There is no debate whether modern avionics have substantially improved safety and operational efficiency, but functionality has increased, the role of input devices has quietly changed.
A recent cross-cutting study published in a Center for Air Transportation Systems Research (CATSR) internal report identified moded input devices as an important factor contributing to modern airliner accidents. The study determined that the moded input device sometimes either initiated the accident sequence of events or inhibited the flight crew in intervening in a timely manner.
The study, which has also been submitted and is being reviewed by the Institute of Electrical and Electronics Engineers’ (IEEE) Journal of Transactions on Human-Machine Systems, finds that as the sophistication of the automation has increased, some traditional input devices on the flight deck, such as throttle levers, yokes, and switches, have unobtrusively changed the way they work.
Moded Input Devices
Traditional cockpit input devices, such as the throttle lever, yoke or side-stick, rudder pedals and mode buttons and switches exhibit one consistent behavior. For example, push a button and you get the associated mode, or pull back on the yoke and you get the same speed protections all the time.

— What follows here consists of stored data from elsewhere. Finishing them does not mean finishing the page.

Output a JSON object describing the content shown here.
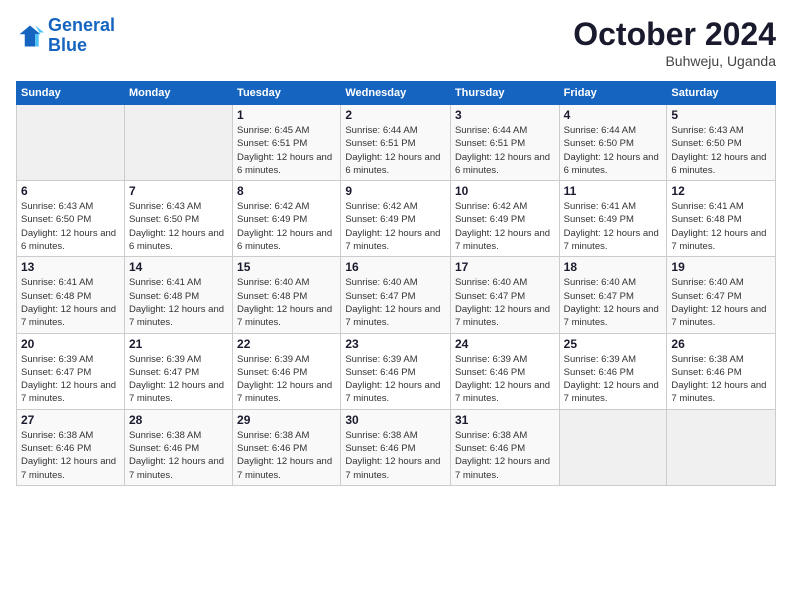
{
  "header": {
    "logo_line1": "General",
    "logo_line2": "Blue",
    "month": "October 2024",
    "location": "Buhweju, Uganda"
  },
  "weekdays": [
    "Sunday",
    "Monday",
    "Tuesday",
    "Wednesday",
    "Thursday",
    "Friday",
    "Saturday"
  ],
  "weeks": [
    [
      {
        "day": "",
        "info": ""
      },
      {
        "day": "",
        "info": ""
      },
      {
        "day": "1",
        "info": "Sunrise: 6:45 AM\nSunset: 6:51 PM\nDaylight: 12 hours and 6 minutes."
      },
      {
        "day": "2",
        "info": "Sunrise: 6:44 AM\nSunset: 6:51 PM\nDaylight: 12 hours and 6 minutes."
      },
      {
        "day": "3",
        "info": "Sunrise: 6:44 AM\nSunset: 6:51 PM\nDaylight: 12 hours and 6 minutes."
      },
      {
        "day": "4",
        "info": "Sunrise: 6:44 AM\nSunset: 6:50 PM\nDaylight: 12 hours and 6 minutes."
      },
      {
        "day": "5",
        "info": "Sunrise: 6:43 AM\nSunset: 6:50 PM\nDaylight: 12 hours and 6 minutes."
      }
    ],
    [
      {
        "day": "6",
        "info": "Sunrise: 6:43 AM\nSunset: 6:50 PM\nDaylight: 12 hours and 6 minutes."
      },
      {
        "day": "7",
        "info": "Sunrise: 6:43 AM\nSunset: 6:50 PM\nDaylight: 12 hours and 6 minutes."
      },
      {
        "day": "8",
        "info": "Sunrise: 6:42 AM\nSunset: 6:49 PM\nDaylight: 12 hours and 6 minutes."
      },
      {
        "day": "9",
        "info": "Sunrise: 6:42 AM\nSunset: 6:49 PM\nDaylight: 12 hours and 7 minutes."
      },
      {
        "day": "10",
        "info": "Sunrise: 6:42 AM\nSunset: 6:49 PM\nDaylight: 12 hours and 7 minutes."
      },
      {
        "day": "11",
        "info": "Sunrise: 6:41 AM\nSunset: 6:49 PM\nDaylight: 12 hours and 7 minutes."
      },
      {
        "day": "12",
        "info": "Sunrise: 6:41 AM\nSunset: 6:48 PM\nDaylight: 12 hours and 7 minutes."
      }
    ],
    [
      {
        "day": "13",
        "info": "Sunrise: 6:41 AM\nSunset: 6:48 PM\nDaylight: 12 hours and 7 minutes."
      },
      {
        "day": "14",
        "info": "Sunrise: 6:41 AM\nSunset: 6:48 PM\nDaylight: 12 hours and 7 minutes."
      },
      {
        "day": "15",
        "info": "Sunrise: 6:40 AM\nSunset: 6:48 PM\nDaylight: 12 hours and 7 minutes."
      },
      {
        "day": "16",
        "info": "Sunrise: 6:40 AM\nSunset: 6:47 PM\nDaylight: 12 hours and 7 minutes."
      },
      {
        "day": "17",
        "info": "Sunrise: 6:40 AM\nSunset: 6:47 PM\nDaylight: 12 hours and 7 minutes."
      },
      {
        "day": "18",
        "info": "Sunrise: 6:40 AM\nSunset: 6:47 PM\nDaylight: 12 hours and 7 minutes."
      },
      {
        "day": "19",
        "info": "Sunrise: 6:40 AM\nSunset: 6:47 PM\nDaylight: 12 hours and 7 minutes."
      }
    ],
    [
      {
        "day": "20",
        "info": "Sunrise: 6:39 AM\nSunset: 6:47 PM\nDaylight: 12 hours and 7 minutes."
      },
      {
        "day": "21",
        "info": "Sunrise: 6:39 AM\nSunset: 6:47 PM\nDaylight: 12 hours and 7 minutes."
      },
      {
        "day": "22",
        "info": "Sunrise: 6:39 AM\nSunset: 6:46 PM\nDaylight: 12 hours and 7 minutes."
      },
      {
        "day": "23",
        "info": "Sunrise: 6:39 AM\nSunset: 6:46 PM\nDaylight: 12 hours and 7 minutes."
      },
      {
        "day": "24",
        "info": "Sunrise: 6:39 AM\nSunset: 6:46 PM\nDaylight: 12 hours and 7 minutes."
      },
      {
        "day": "25",
        "info": "Sunrise: 6:39 AM\nSunset: 6:46 PM\nDaylight: 12 hours and 7 minutes."
      },
      {
        "day": "26",
        "info": "Sunrise: 6:38 AM\nSunset: 6:46 PM\nDaylight: 12 hours and 7 minutes."
      }
    ],
    [
      {
        "day": "27",
        "info": "Sunrise: 6:38 AM\nSunset: 6:46 PM\nDaylight: 12 hours and 7 minutes."
      },
      {
        "day": "28",
        "info": "Sunrise: 6:38 AM\nSunset: 6:46 PM\nDaylight: 12 hours and 7 minutes."
      },
      {
        "day": "29",
        "info": "Sunrise: 6:38 AM\nSunset: 6:46 PM\nDaylight: 12 hours and 7 minutes."
      },
      {
        "day": "30",
        "info": "Sunrise: 6:38 AM\nSunset: 6:46 PM\nDaylight: 12 hours and 7 minutes."
      },
      {
        "day": "31",
        "info": "Sunrise: 6:38 AM\nSunset: 6:46 PM\nDaylight: 12 hours and 7 minutes."
      },
      {
        "day": "",
        "info": ""
      },
      {
        "day": "",
        "info": ""
      }
    ]
  ]
}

To accommodate the increased avionics functionality, these input devices have incrementally become more complex. In specific situations knobs and mode buttons and switches may be disabled; throttle levers, yokes, side-sticks and rudder pedals may yield different behaviors at different times. These input devices are said to be “moded” because the behavior commanded by these devices changes.
As a consequence, in the current design of modern airliner flight decks, none of these input devices have any visual indication that they are moded. Further, there is no visual, tactile, or aural indication that the input device is disabled, operating under alternate behavior or being over-ridden.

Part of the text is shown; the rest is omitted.